2.Support Spark2.1 integration in carbon
Spark 2.1 has added many features and improved the performance. CarbonData also gets the advantage of it after upgrading.
3.Data update/delete SQL support
Now user can delete and update the carbon table using standard sql syntax. This feature currently is supported in Spark 1.5/1.6 integration, it will be support in Spark 2.1 integration soon.
4.Support adaptive data compression for int/bigint/decimal to increase compression ratio
This feature can adapt the data to the smaller data type that fits the value, and it also supports delta compression technique to reduce the store size.
5.Support to define Date/Timestamp format for different columns
Now user can provide Date/Timestamp format for each column while loading the data.

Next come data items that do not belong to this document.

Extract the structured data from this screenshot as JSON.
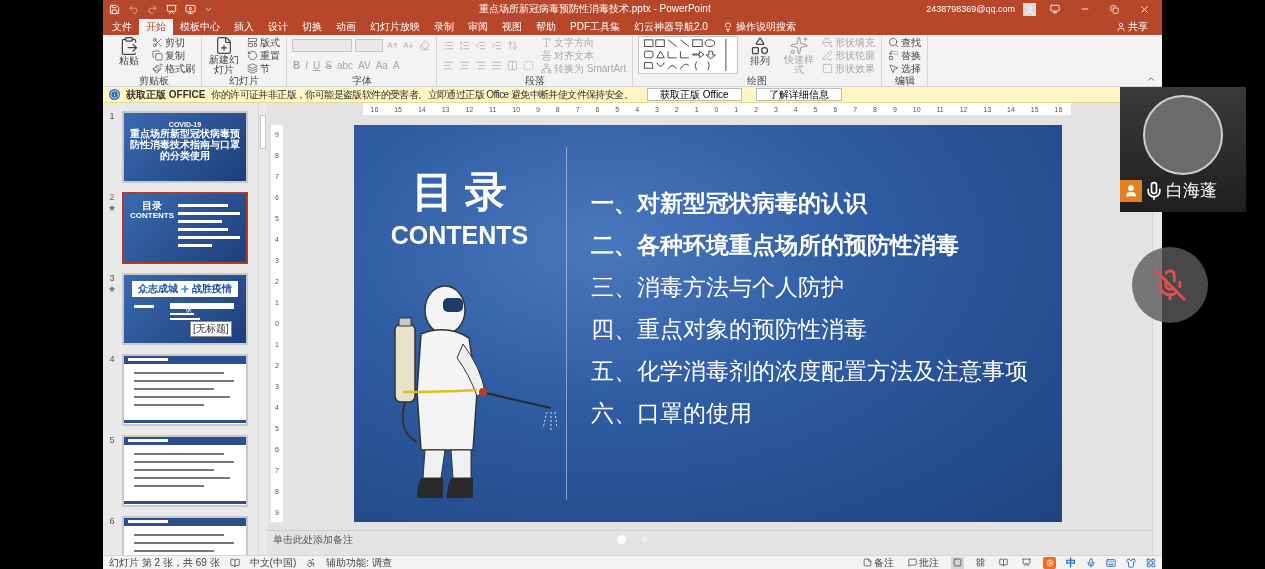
{
  "window": {
    "title": "重点场所新冠病毒预防性消毒技术.pptx  -  PowerPoint",
    "account": "2438798369@qq.com"
  },
  "tabs": [
    {
      "label": "文件",
      "selected": false
    },
    {
      "label": "开始",
      "selected": true
    },
    {
      "label": "模板中心",
      "selected": false
    },
    {
      "label": "插入",
      "selected": false
    },
    {
      "label": "设计",
      "selected": false
    },
    {
      "label": "切换",
      "selected": false
    },
    {
      "label": "动画",
      "selected": false
    },
    {
      "label": "幻灯片放映",
      "selected": false
    },
    {
      "label": "录制",
      "selected": false
    },
    {
      "label": "审阅",
      "selected": false
    },
    {
      "label": "视图",
      "selected": false
    },
    {
      "label": "帮助",
      "selected": false
    },
    {
      "label": "PDF工具集",
      "selected": false
    },
    {
      "label": "幻云神器导航2.0",
      "selected": false
    }
  ],
  "tell_me": "操作说明搜索",
  "share": "共享",
  "ribbon": [
    {
      "label": "剪贴板",
      "columns": [
        [
          {
            "kind": "large",
            "label": "粘贴",
            "disabled": false
          }
        ],
        [
          {
            "kind": "small",
            "label": "剪切",
            "disabled": false
          },
          {
            "kind": "small",
            "label": "复制",
            "disabled": false
          },
          {
            "kind": "small",
            "label": "格式刷",
            "disabled": false
          }
        ]
      ]
    },
    {
      "label": "幻灯片",
      "columns": [
        [
          {
            "kind": "large",
            "label": "新建幻灯片",
            "disabled": false
          }
        ],
        [
          {
            "kind": "small",
            "label": "版式",
            "disabled": false
          },
          {
            "kind": "small",
            "label": "重置",
            "disabled": false
          },
          {
            "kind": "small",
            "label": "节",
            "disabled": false
          }
        ]
      ]
    },
    {
      "label": "字体",
      "columns": [
        [
          {
            "kind": "toolrow",
            "tools": [
              {
                "kind": "field"
              },
              {
                "kind": "field"
              },
              {
                "kind": "icon"
              },
              {
                "kind": "icon"
              },
              {
                "kind": "icon"
              }
            ],
            "disabled": true
          },
          {
            "kind": "toolrow",
            "tools": [
              {
                "kind": "char",
                "label": "B"
              },
              {
                "kind": "char",
                "label": "I"
              },
              {
                "kind": "char",
                "label": "U"
              },
              {
                "kind": "char",
                "label": "S"
              },
              {
                "kind": "char",
                "label": "abc"
              },
              {
                "kind": "char",
                "label": "AV"
              },
              {
                "kind": "char",
                "label": "Aa"
              },
              {
                "kind": "char",
                "label": "A"
              }
            ],
            "disabled": true
          }
        ]
      ]
    },
    {
      "label": "段落",
      "columns": [
        [
          {
            "kind": "toolrow",
            "tools": [
              {
                "kind": "icon"
              },
              {
                "kind": "icon"
              },
              {
                "kind": "icon"
              },
              {
                "kind": "icon"
              },
              {
                "kind": "icon"
              }
            ],
            "disabled": true
          },
          {
            "kind": "toolrow",
            "tools": [
              {
                "kind": "icon"
              },
              {
                "kind": "icon"
              },
              {
                "kind": "icon"
              },
              {
                "kind": "icon"
              },
              {
                "kind": "icon"
              },
              {
                "kind": "icon"
              }
            ],
            "disabled": true
          }
        ],
        [
          {
            "kind": "small",
            "label": "文字方向",
            "disabled": true
          },
          {
            "kind": "small",
            "label": "对齐文本",
            "disabled": true
          },
          {
            "kind": "small",
            "label": "转换为 SmartArt",
            "disabled": true
          }
        ]
      ]
    },
    {
      "label": "绘图",
      "columns": [
        [
          {
            "kind": "gallery",
            "disabled": false
          }
        ],
        [
          {
            "kind": "large",
            "label": "排列",
            "disabled": false
          }
        ],
        [
          {
            "kind": "large",
            "label": "快速样式",
            "disabled": true
          }
        ],
        [
          {
            "kind": "small",
            "label": "形状填充",
            "disabled": true
          },
          {
            "kind": "small",
            "label": "形状轮廓",
            "disabled": true
          },
          {
            "kind": "small",
            "label": "形状效果",
            "disabled": true
          }
        ]
      ]
    },
    {
      "label": "编辑",
      "columns": [
        [
          {
            "kind": "small",
            "label": "查找",
            "disabled": false
          },
          {
            "kind": "small",
            "label": "替换",
            "disabled": false
          },
          {
            "kind": "small",
            "label": "选择",
            "disabled": false
          }
        ]
      ]
    }
  ],
  "notice": {
    "title": "获取正版 OFFICE",
    "message": "你的许可证并非正版，你可能是盗版软件的受害者。立即通过正版 Office 避免中断并使文件保持安全。",
    "buttons": [
      "获取正版 Office",
      "了解详细信息"
    ]
  },
  "ruler": [
    "16",
    "15",
    "14",
    "13",
    "12",
    "11",
    "10",
    "9",
    "8",
    "7",
    "6",
    "5",
    "4",
    "3",
    "2",
    "1",
    "0",
    "1",
    "2",
    "3",
    "4",
    "5",
    "6",
    "7",
    "8",
    "9",
    "10",
    "11",
    "12",
    "13",
    "14",
    "15",
    "16"
  ],
  "vertical_ruler": [
    "9",
    "8",
    "7",
    "6",
    "5",
    "4",
    "3",
    "2",
    "1",
    "0",
    "1",
    "2",
    "3",
    "4",
    "5",
    "6",
    "7",
    "8",
    "9"
  ],
  "thumbnails": [
    {
      "number": "1",
      "kind": "title",
      "selected": false,
      "animated": false,
      "texts": [
        "COVID-19",
        "重点场所新型冠状病毒预防性消毒技术指南与口罩的分类使用"
      ]
    },
    {
      "number": "2",
      "kind": "toc",
      "selected": true,
      "animated": true,
      "texts": [
        "目录",
        "CONTENTS"
      ]
    },
    {
      "number": "3",
      "kind": "section",
      "selected": false,
      "animated": true,
      "texts": [
        "众志成城",
        "战胜疫情",
        "[无标题]"
      ]
    },
    {
      "number": "4",
      "kind": "content",
      "selected": false,
      "animated": false
    },
    {
      "number": "5",
      "kind": "content",
      "selected": false,
      "animated": false
    },
    {
      "number": "6",
      "kind": "content",
      "selected": false,
      "animated": false
    }
  ],
  "slide": {
    "title": "目 录",
    "subtitle": "CONTENTS",
    "items": [
      {
        "text": "一、对新型冠状病毒的认识",
        "emphasized": true
      },
      {
        "text": "二、各种环境重点场所的预防性消毒",
        "emphasized": true
      },
      {
        "text": "三、消毒方法与个人防护",
        "emphasized": false
      },
      {
        "text": "四、重点对象的预防性消毒",
        "emphasized": false
      },
      {
        "text": "五、化学消毒剂的浓度配置方法及注意事项",
        "emphasized": false
      },
      {
        "text": "六、口罩的使用",
        "emphasized": false
      }
    ]
  },
  "notes": {
    "placeholder": "单击此处添加备注"
  },
  "pager": [
    {
      "selected": true
    },
    {
      "selected": false
    }
  ],
  "status_bar": {
    "slide_info": "幻灯片 第 2 张，共 69 张",
    "language": "中文(中国)",
    "accessibility": "辅助功能: 调查",
    "notes": "备注",
    "comments": "批注",
    "ime": "中"
  },
  "video": {
    "name": "白海蓬",
    "muted": true
  }
}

Provide option in the create table DDL itself to define the format for each Timestamp column, also provide defaults so that users can create table with Timestamp columns without having to always define the Date/Timestamp format.
6.Implement LRU cache for B-Tree
Btree in CarbonData keeps the information of blocks and blocklets of carbon tables inside memory. If number of tables increases or data increases there is a possibility of going out of memory. LRU cache of Btree now keep only recently or frequently used block/blocklet information in memory and evicts the unused or less used block/blocklet information.
7.CarbonData V2 format to improve first time query performance
This V2 format is more organized and maintains less metadata(reads metadata on demand) so that first time queries are faster. And also it has less IO cost compare to V1. Several testcases show that first time query response time reduced around 50%.
8.Vectorized reader support
It reads the data in batches, column by column. This feature reduces GC time and improve performance during data scan.
9.Fast join using bucket table
This feature enable bucket table support for CarbonData. It can improve the join query performace by avoiding shuffling if both tables are bucketed on same column with same number of buckets.It is supported in Spark 2.1 version.
10.Leveraging off-heap memory to reduce GC
By leveraging off-heap memory, it improves both loading and reading performance. In data loading, it improves data sorting performance and in reading, also it reduces GC overhead as it stores data in off-heap
11.Support single-pass loading
Currently data loading happens in 2 jobs (generate dictionary first, then do the actual data loading), this feature enables single job to finish the data loading with dictionary generation on the fly. It can improve the performance for the scenario that data loading with less incremental updates on dictionary, which usually is this case after initial data load.
12.Support pre-generated dictionary for data loading
User can use the generated dictionary, this feature also supports with customized dictionary by users to improve data load efficiency.